There's so much diversity when it comes to eating, and preparing, our daily greens. Even the leaves of some root veggies like beetroot, turnip, radish, and carrots are edible. Popeye was right about spinach. Eating one cup of spinach offers 36% of our daily iron intake, 11% of our daily protein, 4 grams of fiber, and a host of vitamins and minerals.
When it comes to grains, it's pretty intuitive. Drop the refined stuff, such as white rice and highly processed bread, but don't be carb-phobic. Dr. B says that if you want a healthy gut, whole grains are essential.
To back this up, Dr. B provides numerous studies. One particular ten-year study of dietary patterns examined 37 different food groups and showed that whole grain consumption had the most potent anti-inflammatory effect on the body. Those consuming whole grains saw their inflammation measure, the C-reactive protein, drop by 21%. Those who eliminated whole grains saw theirs increase by 12%. The evidence is clear; whole grains are anti-inflammatory, so it's time to end the war on carbs and enjoy that slice of freshly baked sourdough.
The most efficient way to get more Omega-3 is by incorporating more seeds into your diet. Dr. B suggests adding flaxseed, chia seeds, and hemp seeds to your daily diet. The great thing about seeds is that they're easy to incorporate into salad dressings, porridge, or just as a sprinkling to add texture.

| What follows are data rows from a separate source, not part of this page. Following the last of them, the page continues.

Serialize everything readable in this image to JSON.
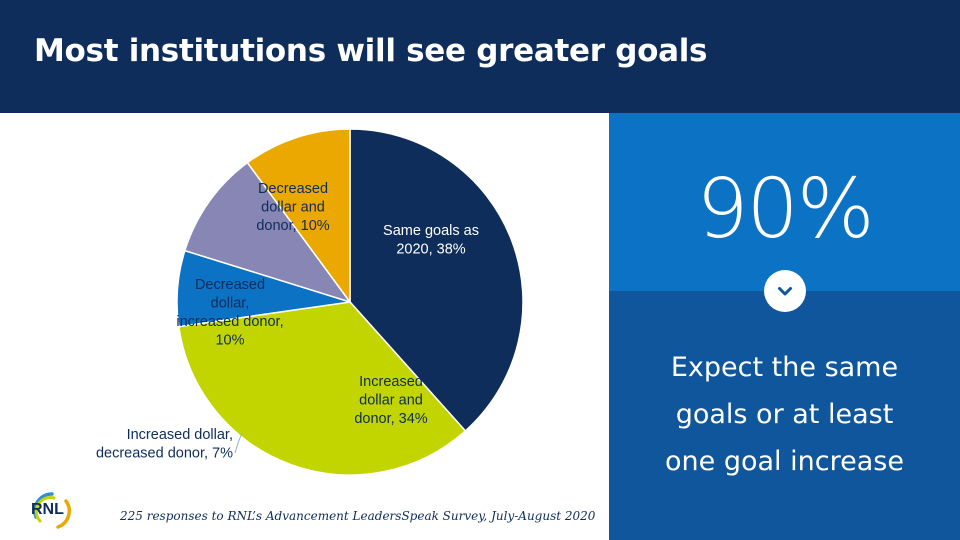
{
  "header": {
    "title": "Most institutions will see greater goals"
  },
  "stat": {
    "value": "90%",
    "caption_lines": [
      "Expect the same",
      "goals or at least",
      "one goal increase"
    ]
  },
  "footnote": "225 responses to RNL’s Advancement LeadersSpeak Survey, July-August 2020",
  "logo": {
    "text": "RNL"
  },
  "colors": {
    "header_bg": "#0e2d5a",
    "panel_top": "#0b72c4",
    "panel_bottom": "#10569d"
  },
  "icons": {
    "down": "chevron-down-icon"
  },
  "chart_data": {
    "type": "pie",
    "start_angle_deg": 0,
    "direction": "clockwise",
    "slices": [
      {
        "label": "Same goals as 2020, 38%",
        "value": 38,
        "color": "#0e2d5a",
        "text_color": "#ffffff"
      },
      {
        "label": "Increased dollar and donor, 34%",
        "value": 34,
        "color": "#c3d500",
        "text_color": "#0e2d5a"
      },
      {
        "label": "Increased dollar, decreased donor, 7%",
        "value": 7,
        "color": "#0b72c4",
        "text_color": "#0e2d5a"
      },
      {
        "label": "Decreased dollar, increased donor, 10%",
        "value": 10,
        "color": "#8886b5",
        "text_color": "#0e2d5a"
      },
      {
        "label": "Decreased dollar and donor, 10%",
        "value": 10,
        "color": "#eba800",
        "text_color": "#0e2d5a"
      }
    ]
  }
}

Foods such as onions, leeks, and garlic do more than ward off vampires. Aromatics such as these contain an enzyme called allianase, which is anti-viral, anti-fungal, and anti-parasitic. But, to activate this enzyme, we need to pause after chopping these vegetables. Dr. B calls this the "Chop and Stop" method. Chop up your garlic or onion, then wait 10 minutes before adding it to the frying pan.

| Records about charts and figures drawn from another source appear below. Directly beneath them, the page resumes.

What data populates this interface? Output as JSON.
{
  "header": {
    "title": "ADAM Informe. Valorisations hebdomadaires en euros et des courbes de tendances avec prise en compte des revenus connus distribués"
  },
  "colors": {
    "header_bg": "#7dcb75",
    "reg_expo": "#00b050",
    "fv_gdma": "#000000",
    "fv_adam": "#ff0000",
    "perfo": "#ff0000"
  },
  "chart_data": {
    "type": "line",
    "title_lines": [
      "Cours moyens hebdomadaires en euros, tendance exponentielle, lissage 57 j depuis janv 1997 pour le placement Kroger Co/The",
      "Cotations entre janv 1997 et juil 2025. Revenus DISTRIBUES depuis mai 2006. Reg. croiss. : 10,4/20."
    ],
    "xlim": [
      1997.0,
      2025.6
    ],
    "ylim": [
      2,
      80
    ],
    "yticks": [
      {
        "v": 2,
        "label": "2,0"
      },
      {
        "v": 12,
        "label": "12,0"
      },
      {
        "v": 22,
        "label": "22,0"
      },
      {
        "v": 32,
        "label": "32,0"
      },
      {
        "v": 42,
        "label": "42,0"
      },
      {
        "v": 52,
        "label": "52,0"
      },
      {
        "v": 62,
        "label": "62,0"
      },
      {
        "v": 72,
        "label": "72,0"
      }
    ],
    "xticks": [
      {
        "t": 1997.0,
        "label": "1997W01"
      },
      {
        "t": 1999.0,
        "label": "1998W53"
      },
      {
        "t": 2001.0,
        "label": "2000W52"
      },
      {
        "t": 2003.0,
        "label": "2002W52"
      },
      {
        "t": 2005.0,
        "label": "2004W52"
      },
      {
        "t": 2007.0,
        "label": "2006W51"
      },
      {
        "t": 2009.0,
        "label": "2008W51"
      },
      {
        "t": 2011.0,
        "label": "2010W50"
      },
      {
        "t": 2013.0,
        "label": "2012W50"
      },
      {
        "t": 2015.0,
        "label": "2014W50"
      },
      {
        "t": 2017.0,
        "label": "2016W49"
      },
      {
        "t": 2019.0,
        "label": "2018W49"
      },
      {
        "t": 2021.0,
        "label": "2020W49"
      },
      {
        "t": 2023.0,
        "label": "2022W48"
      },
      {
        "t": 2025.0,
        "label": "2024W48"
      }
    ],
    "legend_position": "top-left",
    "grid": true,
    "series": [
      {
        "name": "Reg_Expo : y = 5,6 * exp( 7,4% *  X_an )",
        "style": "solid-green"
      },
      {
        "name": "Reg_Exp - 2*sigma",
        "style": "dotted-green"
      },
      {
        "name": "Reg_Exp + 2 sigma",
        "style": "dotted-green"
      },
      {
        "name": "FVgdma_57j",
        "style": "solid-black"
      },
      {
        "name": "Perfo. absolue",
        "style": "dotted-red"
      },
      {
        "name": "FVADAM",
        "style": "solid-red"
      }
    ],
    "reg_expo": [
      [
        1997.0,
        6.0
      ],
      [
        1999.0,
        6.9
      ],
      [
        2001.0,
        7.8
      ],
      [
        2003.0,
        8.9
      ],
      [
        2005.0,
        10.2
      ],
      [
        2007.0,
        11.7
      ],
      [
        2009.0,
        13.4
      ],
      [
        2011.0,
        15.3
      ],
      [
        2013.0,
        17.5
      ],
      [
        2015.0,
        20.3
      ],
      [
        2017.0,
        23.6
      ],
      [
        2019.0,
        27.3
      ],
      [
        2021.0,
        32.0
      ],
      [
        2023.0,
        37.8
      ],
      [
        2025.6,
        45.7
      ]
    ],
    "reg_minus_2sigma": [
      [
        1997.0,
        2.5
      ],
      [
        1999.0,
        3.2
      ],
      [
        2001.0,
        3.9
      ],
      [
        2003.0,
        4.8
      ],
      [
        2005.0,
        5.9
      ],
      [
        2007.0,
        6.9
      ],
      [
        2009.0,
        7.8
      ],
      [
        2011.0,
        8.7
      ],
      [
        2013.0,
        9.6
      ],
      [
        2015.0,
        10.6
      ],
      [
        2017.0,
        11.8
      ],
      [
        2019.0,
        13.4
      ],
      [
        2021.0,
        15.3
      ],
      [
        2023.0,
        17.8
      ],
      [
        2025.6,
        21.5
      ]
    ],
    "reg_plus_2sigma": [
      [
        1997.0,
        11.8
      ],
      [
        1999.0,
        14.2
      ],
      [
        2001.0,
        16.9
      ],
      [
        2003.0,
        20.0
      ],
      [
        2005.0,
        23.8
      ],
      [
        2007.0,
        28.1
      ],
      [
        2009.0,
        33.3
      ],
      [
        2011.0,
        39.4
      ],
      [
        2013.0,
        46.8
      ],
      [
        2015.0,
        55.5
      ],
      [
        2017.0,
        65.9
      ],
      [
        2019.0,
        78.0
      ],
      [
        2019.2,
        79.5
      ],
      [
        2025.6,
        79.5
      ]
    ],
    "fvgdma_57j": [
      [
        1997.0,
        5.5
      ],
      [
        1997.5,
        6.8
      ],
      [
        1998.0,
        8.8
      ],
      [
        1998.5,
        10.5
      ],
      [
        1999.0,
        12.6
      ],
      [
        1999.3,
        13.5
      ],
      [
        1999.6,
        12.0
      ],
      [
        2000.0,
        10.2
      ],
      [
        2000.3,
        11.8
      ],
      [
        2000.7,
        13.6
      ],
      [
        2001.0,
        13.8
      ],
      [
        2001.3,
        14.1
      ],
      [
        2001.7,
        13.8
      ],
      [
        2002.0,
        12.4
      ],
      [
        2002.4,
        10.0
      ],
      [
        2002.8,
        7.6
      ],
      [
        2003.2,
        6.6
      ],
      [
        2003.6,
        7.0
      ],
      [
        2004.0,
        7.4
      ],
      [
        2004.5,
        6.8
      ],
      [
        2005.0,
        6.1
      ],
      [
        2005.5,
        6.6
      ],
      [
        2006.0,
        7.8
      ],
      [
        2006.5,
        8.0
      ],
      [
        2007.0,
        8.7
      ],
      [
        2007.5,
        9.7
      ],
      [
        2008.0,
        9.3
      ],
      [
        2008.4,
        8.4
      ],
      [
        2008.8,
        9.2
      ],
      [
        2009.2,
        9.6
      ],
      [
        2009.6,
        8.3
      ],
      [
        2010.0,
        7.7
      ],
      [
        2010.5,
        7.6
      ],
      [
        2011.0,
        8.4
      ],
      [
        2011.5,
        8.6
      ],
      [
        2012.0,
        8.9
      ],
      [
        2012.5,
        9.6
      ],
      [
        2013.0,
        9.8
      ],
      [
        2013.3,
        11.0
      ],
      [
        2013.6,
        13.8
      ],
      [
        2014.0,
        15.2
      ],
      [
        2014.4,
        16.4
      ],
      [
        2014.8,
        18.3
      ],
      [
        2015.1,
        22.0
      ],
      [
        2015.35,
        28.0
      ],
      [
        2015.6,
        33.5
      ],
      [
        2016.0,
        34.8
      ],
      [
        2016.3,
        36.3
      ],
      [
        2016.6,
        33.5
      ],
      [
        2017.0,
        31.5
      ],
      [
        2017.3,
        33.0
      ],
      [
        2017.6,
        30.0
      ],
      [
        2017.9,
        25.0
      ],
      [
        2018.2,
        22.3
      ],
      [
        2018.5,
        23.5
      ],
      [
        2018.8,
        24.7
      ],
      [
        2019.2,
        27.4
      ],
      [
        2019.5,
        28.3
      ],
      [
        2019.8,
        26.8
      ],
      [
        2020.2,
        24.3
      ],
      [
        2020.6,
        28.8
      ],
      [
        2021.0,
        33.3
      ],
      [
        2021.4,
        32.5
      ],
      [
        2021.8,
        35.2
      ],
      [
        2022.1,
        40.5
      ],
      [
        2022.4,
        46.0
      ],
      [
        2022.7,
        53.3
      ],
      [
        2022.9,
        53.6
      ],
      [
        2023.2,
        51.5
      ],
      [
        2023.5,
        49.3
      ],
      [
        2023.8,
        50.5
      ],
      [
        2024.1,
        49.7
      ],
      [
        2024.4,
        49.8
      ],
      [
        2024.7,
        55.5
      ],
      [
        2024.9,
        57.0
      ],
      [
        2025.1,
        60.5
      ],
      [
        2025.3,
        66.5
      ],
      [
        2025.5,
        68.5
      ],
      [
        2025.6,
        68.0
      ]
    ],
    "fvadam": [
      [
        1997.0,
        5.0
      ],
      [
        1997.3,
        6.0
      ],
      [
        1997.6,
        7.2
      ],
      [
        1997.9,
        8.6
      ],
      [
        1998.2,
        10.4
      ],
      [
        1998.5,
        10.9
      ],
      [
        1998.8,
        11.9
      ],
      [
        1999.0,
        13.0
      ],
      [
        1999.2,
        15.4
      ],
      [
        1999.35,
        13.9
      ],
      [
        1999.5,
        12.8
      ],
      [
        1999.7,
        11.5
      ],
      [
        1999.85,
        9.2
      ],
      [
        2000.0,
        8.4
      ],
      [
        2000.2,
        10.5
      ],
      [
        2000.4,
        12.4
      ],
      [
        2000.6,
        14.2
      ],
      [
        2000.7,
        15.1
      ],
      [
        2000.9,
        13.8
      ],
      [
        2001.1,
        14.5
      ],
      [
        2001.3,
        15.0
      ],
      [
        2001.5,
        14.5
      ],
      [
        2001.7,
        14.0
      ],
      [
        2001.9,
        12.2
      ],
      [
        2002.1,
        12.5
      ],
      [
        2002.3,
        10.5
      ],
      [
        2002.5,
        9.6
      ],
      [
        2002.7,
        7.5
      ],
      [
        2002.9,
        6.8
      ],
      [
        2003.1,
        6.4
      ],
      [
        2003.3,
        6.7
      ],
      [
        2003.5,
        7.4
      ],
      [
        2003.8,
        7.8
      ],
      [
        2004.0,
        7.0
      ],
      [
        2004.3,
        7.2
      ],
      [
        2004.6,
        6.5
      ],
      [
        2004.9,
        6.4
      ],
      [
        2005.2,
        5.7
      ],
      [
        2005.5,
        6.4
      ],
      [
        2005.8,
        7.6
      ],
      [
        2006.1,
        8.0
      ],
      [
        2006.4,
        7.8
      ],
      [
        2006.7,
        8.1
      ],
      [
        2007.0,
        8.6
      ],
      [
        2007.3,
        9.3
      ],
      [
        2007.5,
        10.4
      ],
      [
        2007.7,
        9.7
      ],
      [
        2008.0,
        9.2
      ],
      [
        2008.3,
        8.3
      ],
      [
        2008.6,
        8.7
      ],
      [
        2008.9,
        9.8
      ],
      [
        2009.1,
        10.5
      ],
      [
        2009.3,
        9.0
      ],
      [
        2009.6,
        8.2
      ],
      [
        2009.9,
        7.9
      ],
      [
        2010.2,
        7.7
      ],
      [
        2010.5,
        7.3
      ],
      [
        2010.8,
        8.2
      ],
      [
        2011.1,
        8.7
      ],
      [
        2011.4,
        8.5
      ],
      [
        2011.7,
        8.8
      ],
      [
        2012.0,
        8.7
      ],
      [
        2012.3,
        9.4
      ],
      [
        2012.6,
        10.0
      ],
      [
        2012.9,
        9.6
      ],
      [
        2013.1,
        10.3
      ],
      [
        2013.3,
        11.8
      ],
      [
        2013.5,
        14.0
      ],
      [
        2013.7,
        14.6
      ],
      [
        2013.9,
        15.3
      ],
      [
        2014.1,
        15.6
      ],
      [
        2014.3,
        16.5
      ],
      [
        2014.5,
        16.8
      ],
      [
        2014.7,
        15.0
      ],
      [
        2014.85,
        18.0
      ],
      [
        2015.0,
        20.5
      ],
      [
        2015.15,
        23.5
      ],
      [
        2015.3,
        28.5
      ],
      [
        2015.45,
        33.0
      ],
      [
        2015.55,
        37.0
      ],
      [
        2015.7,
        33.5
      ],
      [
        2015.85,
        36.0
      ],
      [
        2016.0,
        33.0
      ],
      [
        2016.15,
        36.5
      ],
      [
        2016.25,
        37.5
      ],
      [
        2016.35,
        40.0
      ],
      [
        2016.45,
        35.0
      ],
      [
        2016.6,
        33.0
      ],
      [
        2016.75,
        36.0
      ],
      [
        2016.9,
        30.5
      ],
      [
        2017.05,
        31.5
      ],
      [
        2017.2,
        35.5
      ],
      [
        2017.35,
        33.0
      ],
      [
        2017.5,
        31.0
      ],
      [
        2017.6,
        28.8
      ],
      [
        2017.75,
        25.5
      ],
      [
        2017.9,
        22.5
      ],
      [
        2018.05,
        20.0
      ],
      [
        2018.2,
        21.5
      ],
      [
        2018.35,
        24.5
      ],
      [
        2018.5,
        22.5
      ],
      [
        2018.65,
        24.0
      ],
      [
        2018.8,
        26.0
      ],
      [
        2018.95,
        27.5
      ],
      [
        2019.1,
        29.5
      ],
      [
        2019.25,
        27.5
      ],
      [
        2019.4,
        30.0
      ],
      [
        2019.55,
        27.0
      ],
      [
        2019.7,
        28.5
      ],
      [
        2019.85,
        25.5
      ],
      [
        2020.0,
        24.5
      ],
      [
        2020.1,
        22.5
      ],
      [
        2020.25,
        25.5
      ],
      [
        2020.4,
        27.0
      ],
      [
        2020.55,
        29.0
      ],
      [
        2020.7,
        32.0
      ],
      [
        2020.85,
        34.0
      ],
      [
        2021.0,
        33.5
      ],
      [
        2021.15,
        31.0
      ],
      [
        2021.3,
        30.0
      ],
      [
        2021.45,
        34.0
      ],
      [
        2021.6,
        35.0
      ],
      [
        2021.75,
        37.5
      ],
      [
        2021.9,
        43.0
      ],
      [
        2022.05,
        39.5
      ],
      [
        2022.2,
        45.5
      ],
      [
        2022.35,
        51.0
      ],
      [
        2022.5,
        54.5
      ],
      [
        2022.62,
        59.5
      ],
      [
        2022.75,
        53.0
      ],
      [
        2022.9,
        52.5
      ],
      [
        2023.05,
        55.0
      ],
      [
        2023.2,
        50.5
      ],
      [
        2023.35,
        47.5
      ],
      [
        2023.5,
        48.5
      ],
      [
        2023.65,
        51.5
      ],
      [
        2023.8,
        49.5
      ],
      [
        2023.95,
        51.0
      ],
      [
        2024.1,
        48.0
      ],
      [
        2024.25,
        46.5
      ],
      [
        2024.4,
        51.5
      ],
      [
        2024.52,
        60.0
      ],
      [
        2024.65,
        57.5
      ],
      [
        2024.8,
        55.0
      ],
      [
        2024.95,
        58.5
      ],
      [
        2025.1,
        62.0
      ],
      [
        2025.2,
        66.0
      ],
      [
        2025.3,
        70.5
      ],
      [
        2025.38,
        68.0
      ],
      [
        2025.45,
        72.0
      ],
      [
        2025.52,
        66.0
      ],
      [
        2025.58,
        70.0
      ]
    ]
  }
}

Legumes are packed with fiber. Even your typical green peas are full of fiber; a cup of peas has 7 grams of fiber. Lentils contain a whopping 16 grams, so why not combine various legumes with a whole grain like brown rice? In this way, you can create a complete protein.

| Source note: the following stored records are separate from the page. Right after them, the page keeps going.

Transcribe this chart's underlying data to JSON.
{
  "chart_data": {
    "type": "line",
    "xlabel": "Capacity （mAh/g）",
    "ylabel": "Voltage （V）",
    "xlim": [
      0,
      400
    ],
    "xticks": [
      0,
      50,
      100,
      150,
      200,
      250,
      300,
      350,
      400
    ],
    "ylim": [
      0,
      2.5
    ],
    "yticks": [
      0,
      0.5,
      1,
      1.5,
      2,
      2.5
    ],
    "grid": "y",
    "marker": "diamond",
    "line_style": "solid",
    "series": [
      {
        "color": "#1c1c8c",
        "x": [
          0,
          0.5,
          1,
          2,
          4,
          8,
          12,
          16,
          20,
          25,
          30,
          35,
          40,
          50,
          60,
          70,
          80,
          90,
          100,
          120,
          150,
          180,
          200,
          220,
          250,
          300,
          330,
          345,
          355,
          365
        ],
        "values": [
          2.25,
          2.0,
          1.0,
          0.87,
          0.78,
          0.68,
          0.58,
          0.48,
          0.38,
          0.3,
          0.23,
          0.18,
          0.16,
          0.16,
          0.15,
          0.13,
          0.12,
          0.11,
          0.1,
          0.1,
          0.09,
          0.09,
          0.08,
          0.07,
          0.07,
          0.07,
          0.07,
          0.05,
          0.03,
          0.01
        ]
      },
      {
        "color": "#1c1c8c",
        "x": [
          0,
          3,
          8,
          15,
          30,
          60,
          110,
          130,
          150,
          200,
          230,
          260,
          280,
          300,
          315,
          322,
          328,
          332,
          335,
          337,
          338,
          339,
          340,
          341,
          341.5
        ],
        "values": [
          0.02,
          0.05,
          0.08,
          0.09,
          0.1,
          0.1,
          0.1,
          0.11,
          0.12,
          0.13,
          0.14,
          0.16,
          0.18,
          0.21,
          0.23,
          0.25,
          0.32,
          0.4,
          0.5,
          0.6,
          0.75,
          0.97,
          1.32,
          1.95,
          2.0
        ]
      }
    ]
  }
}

It sounds like a bit of a mouthful, but studies show that this compound creates healthy microbes and restores harmony to the gut. But, what's sulforaphane, and where can you find it? Sulforaphane is unique to the cruciferous family of vegetables, such as broccoli, Brussels sprouts, and cabbage.
When you think of the F word, it's time to start thinking about fiber. Dr. B offers us the science behind why fiber and gut health are both the way towards a healthier lifestyle, but he also gives us a solid plan to follow to reach optimum health.
And yes, transitioning to a plant-based diet may admittedly be challenging to start. There may also be some unwanted side effects, associated with upping beans and cruciferous veggies, such as gas and bloating. Dr. B's advice is to start low and go slow. Begin the process by slowly adding small quantities of fiber to your diet, so the gut can adapt to processing this efficiently.
Dr. B argues that we're only as healthy as our guts, and often we neglect just how important they're to overall health and wellness. To support the gut, we need to look after our microbes. We also need to be aware of the adverse effects that medication and poor diet can cause. Although it may seem prescriptive, following a plant-based diet is all about variety. So embrace diversity, consume a high-fiber plant-based diet that includes an abundance of vegetables, fruit, nuts, seeds, and whole grains.